A card game with no decisions
Solution 1:
The game is trivially equivalent to take the 52 cards from the deck, one (or two) at a time, and group the same valued cards in respective 13 piles. You loose if at some moment you have 8 or more piles with an odd number of cards.
My simulation ($5 \times 10^7$ tries) gave me a winning probability estimate of $p=0.054207$ and the amount of cards taken from the deck (minimum=8, maximum=52=win) has the following distribution. Most of the time, we loose in the first trials, as noted in the other answer.
Update: a computer calcutation (not a simulation; exact, and quick, though not elegant ) gives me: $$ p=\frac{23655404966027488102313337962261}{436763610067824320055367170703125}=0.0541606590401477 $$
I just consider a 5-elements "state" (number of values that have appeared k-times) and compute iteratively the probabilities transitions (1806 valid states). Java runnable code, in case you are interested (with floating point instead of exact fractions, for clarity), here.
Edited: Let $t \in 0 \dots 52$ be the "time" (iteration) of the game, equal (in my formulation above) to the total number of drawn cards. Let ${\bf n}(t) $ be a 5-dimensional state vector such that $n_k(t)\in 0 \dots 13$ (with $k \in 0 \dots 4$) counts how many values (card ranks) have appeared $k$ times, after having drawn $t$ cards. It follows that
$$\sum_{k=0}^4 n_k(t)=13$$
$$\sum_{k=0}^4 k \, n_k(t)=t$$
(BTW, the total set of states, correspond to the weak-compositions of 13 in 5 parts. And the state value determines univocally the time $t$, through the second equation).
The legal state transitions correspond to selecting a index value $j\in 0\cdots 3$, decrementing that index value and incrementing the next one: $n_j(t+1)=n_j(t)-1$, $n_{j+1}(t+1)=n_{j+1}(t)+1$, with the restriction $n_j(t) >0$. Each transition probability can be computed as
$$p_j = \frac{n_j(t) \, (4-j)}{52-t}$$
Further, the additional game rule corresponds to having less than $M=8$ odd valued numbers, i.e. $n_1(t) + n_3(t) < 8$
Then, given the probability of all legal states at time $t$, we can compute the probability of all legal states at time $t+1$. And the probability of reaching ("legally", without losing the game) state $t$ is the sum of those probabilities. This is just what my program computes.
An example. This states corresponds to 28 cards already played, 3 values (12 cards) not having yet appeared, 5 values have appeared twice (10 cards), 2 values have appeared three times).
k n nk p
----------------
0 3 0 12/24
1 0 0 0/24
2 5 10 10/24
3 2 6 2/24
4 3 12 0/24
----------------
13 28 1
Solution 2:
Let's set some variables:
PairChoices = Select[Subsets[Range[8], {2}], #[[1]] < #[[2]] &];
(This is a list of all possible (ordered) subsets of $\{1,\ldots,8\}$ of size two. We'll use it to scan for pairs.)
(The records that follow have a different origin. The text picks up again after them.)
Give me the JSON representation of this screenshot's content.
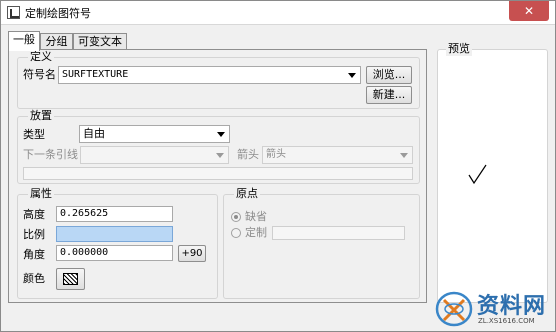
{
  "window": {
    "title": "定制绘图符号",
    "close_glyph": "✕"
  },
  "tabs": [
    {
      "label": "一般"
    },
    {
      "label": "分组"
    },
    {
      "label": "可变文本"
    }
  ],
  "definition": {
    "legend": "定义",
    "symbol_name_label": "符号名",
    "symbol_name_value": "SURFTEXTURE",
    "browse_button": "浏览...",
    "new_button": "新建..."
  },
  "placement": {
    "legend": "放置",
    "type_label": "类型",
    "type_value": "自由",
    "next_leader_label": "下一条引线",
    "next_leader_value": "",
    "arrow_label": "箭头",
    "arrow_value": "箭头"
  },
  "attributes": {
    "legend": "属性",
    "height_label": "高度",
    "height_value": "0.265625",
    "scale_label": "比例",
    "scale_value": "",
    "angle_label": "角度",
    "angle_value": "0.000000",
    "rotate_button": "+90",
    "color_label": "颜色"
  },
  "origin": {
    "legend": "原点",
    "default_label": "缺省",
    "custom_label": "定制",
    "selected": "default",
    "custom_value": ""
  },
  "preview": {
    "legend": "预览"
  },
  "watermark": {
    "brand": "资料网",
    "url": "ZL.XS1616.COM"
  }
}
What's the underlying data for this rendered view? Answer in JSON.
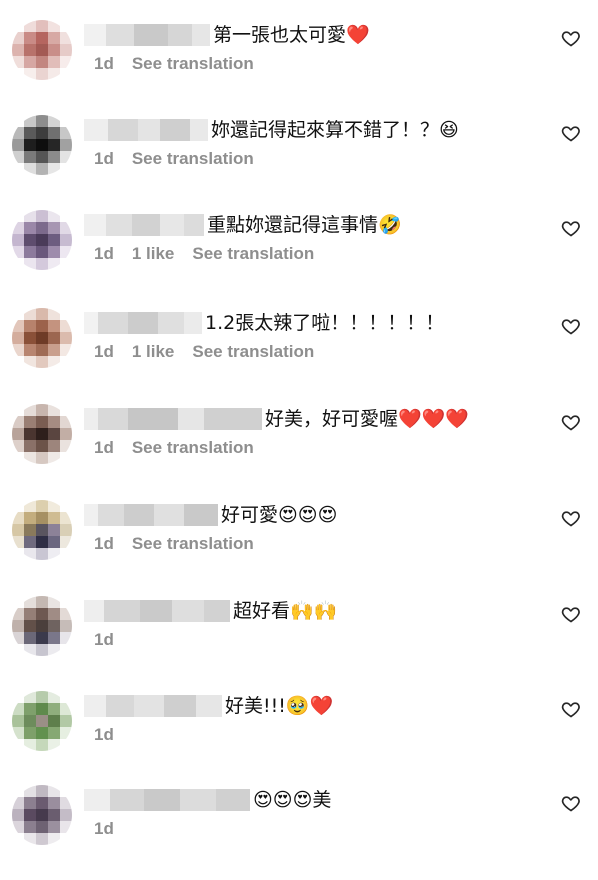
{
  "comments": [
    {
      "text": "第一張也太可愛❤️",
      "age": "1d",
      "likes": "",
      "translate": "See translation"
    },
    {
      "text": "妳還記得起來算不錯了！？😆",
      "age": "1d",
      "likes": "",
      "translate": "See translation"
    },
    {
      "text": "重點妳還記得這事情🤣",
      "age": "1d",
      "likes": "1 like",
      "translate": "See translation"
    },
    {
      "text": "1.2張太辣了啦！！！！！！",
      "age": "1d",
      "likes": "1 like",
      "translate": "See translation"
    },
    {
      "text": "好美，好可愛喔❤️❤️❤️",
      "age": "1d",
      "likes": "",
      "translate": "See translation"
    },
    {
      "text": "好可愛😍😍😍",
      "age": "1d",
      "likes": "",
      "translate": "See translation"
    },
    {
      "text": "超好看🙌🙌",
      "age": "1d",
      "likes": "",
      "translate": ""
    },
    {
      "text": "好美!!!🥹❤️",
      "age": "1d",
      "likes": "",
      "translate": ""
    },
    {
      "text": "😍😍😍美",
      "age": "1d",
      "likes": "",
      "translate": ""
    }
  ],
  "colors": {
    "meta_text": "#8e8e8e",
    "heart_icon": "#262626"
  },
  "icons": {
    "like": "heart-outline-icon"
  }
}
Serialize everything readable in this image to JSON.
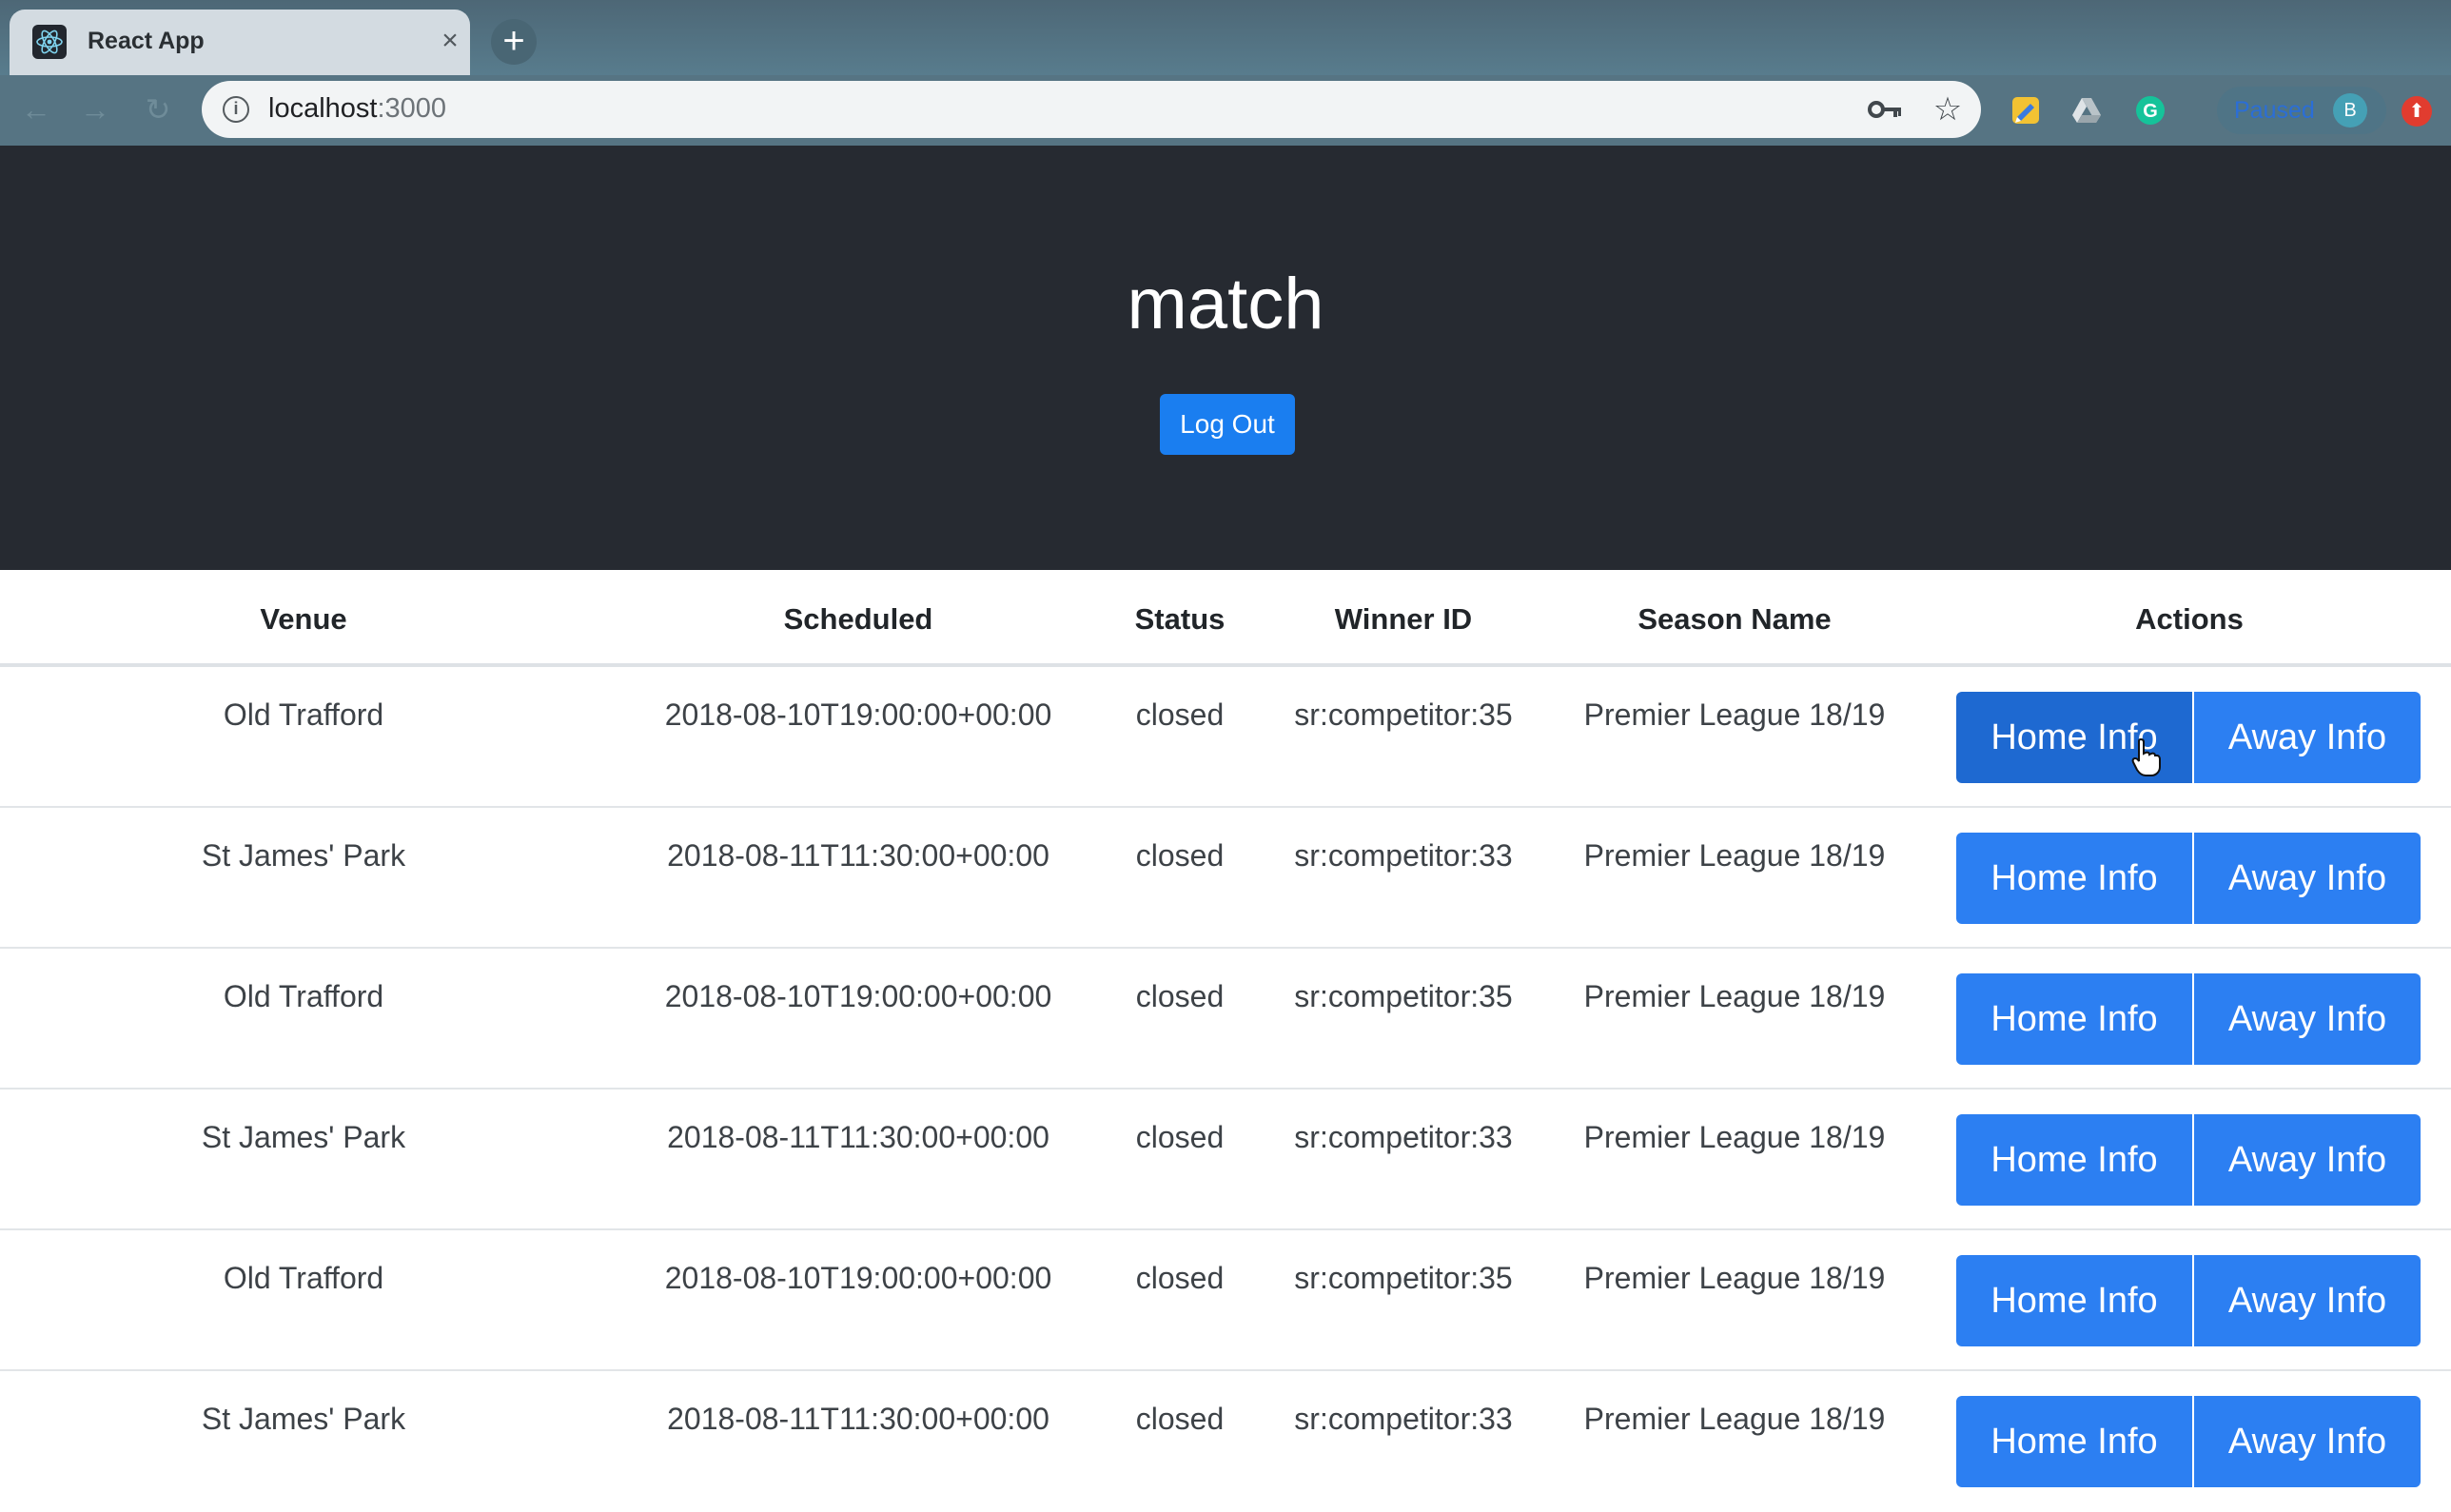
{
  "browser": {
    "tab_title": "React App",
    "tab_close": "×",
    "new_tab": "+",
    "url_host": "localhost",
    "url_port": ":3000",
    "profile_status": "Paused",
    "profile_initial": "B"
  },
  "header": {
    "title": "match",
    "logout_label": "Log Out"
  },
  "table": {
    "columns": [
      "Venue",
      "Scheduled",
      "Status",
      "Winner ID",
      "Season Name",
      "Actions"
    ],
    "home_label": "Home Info",
    "away_label": "Away Info",
    "rows": [
      {
        "venue": "Old Trafford",
        "scheduled": "2018-08-10T19:00:00+00:00",
        "status": "closed",
        "winner_id": "sr:competitor:35",
        "season": "Premier League 18/19"
      },
      {
        "venue": "St James' Park",
        "scheduled": "2018-08-11T11:30:00+00:00",
        "status": "closed",
        "winner_id": "sr:competitor:33",
        "season": "Premier League 18/19"
      },
      {
        "venue": "Old Trafford",
        "scheduled": "2018-08-10T19:00:00+00:00",
        "status": "closed",
        "winner_id": "sr:competitor:35",
        "season": "Premier League 18/19"
      },
      {
        "venue": "St James' Park",
        "scheduled": "2018-08-11T11:30:00+00:00",
        "status": "closed",
        "winner_id": "sr:competitor:33",
        "season": "Premier League 18/19"
      },
      {
        "venue": "Old Trafford",
        "scheduled": "2018-08-10T19:00:00+00:00",
        "status": "closed",
        "winner_id": "sr:competitor:35",
        "season": "Premier League 18/19"
      },
      {
        "venue": "St James' Park",
        "scheduled": "2018-08-11T11:30:00+00:00",
        "status": "closed",
        "winner_id": "sr:competitor:33",
        "season": "Premier League 18/19"
      }
    ]
  },
  "colors": {
    "header_bg": "#262a31",
    "button_primary": "#2c7ff2",
    "button_active": "#1e69d1"
  }
}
What follows is the bulk of our code. It iterates a while loop until we win or lose, then prints the number of cards remaining in the deck:
Deck = RandomSample[Flatten@ Table[Range[13], {i, 1, 4}], 52];
Hand = Take[Deck, 8]; Deck = Drop[Deck, 8];
While[Length[Union[Hand]] < 8 && Length[Deck] > 1,
Paired = First[Select[PairChoices, Hand[[#[[1]]]] == Hand[[#[[2]]]] &]];
Hand = Join[Drop[Drop[Hand, {Paired[[2]]}], {Paired[[1]]}],Take[Deck, 2]];
Deck = Drop[Deck, 2]];
Print[{Length[Deck], Hand}]
This outputs $0$ if and only if we've won; in general, it outputs the number of cards left in the deck when the game ends. It's not hard to turn this into a function, mapping decks to the number of cards left when the game ends. Then we can run this function as many times as we like. What follows is a histogram of this data, for 100000 games:
Notice that it appears to be impossible to come close to winning without actually winning. After running this game 250000 times, I've had a win-percentage of $0.053816$, i.e. a win about every 18 or 19 games. I'll run more games; hopefully a statistician will be able to say when the result is significant.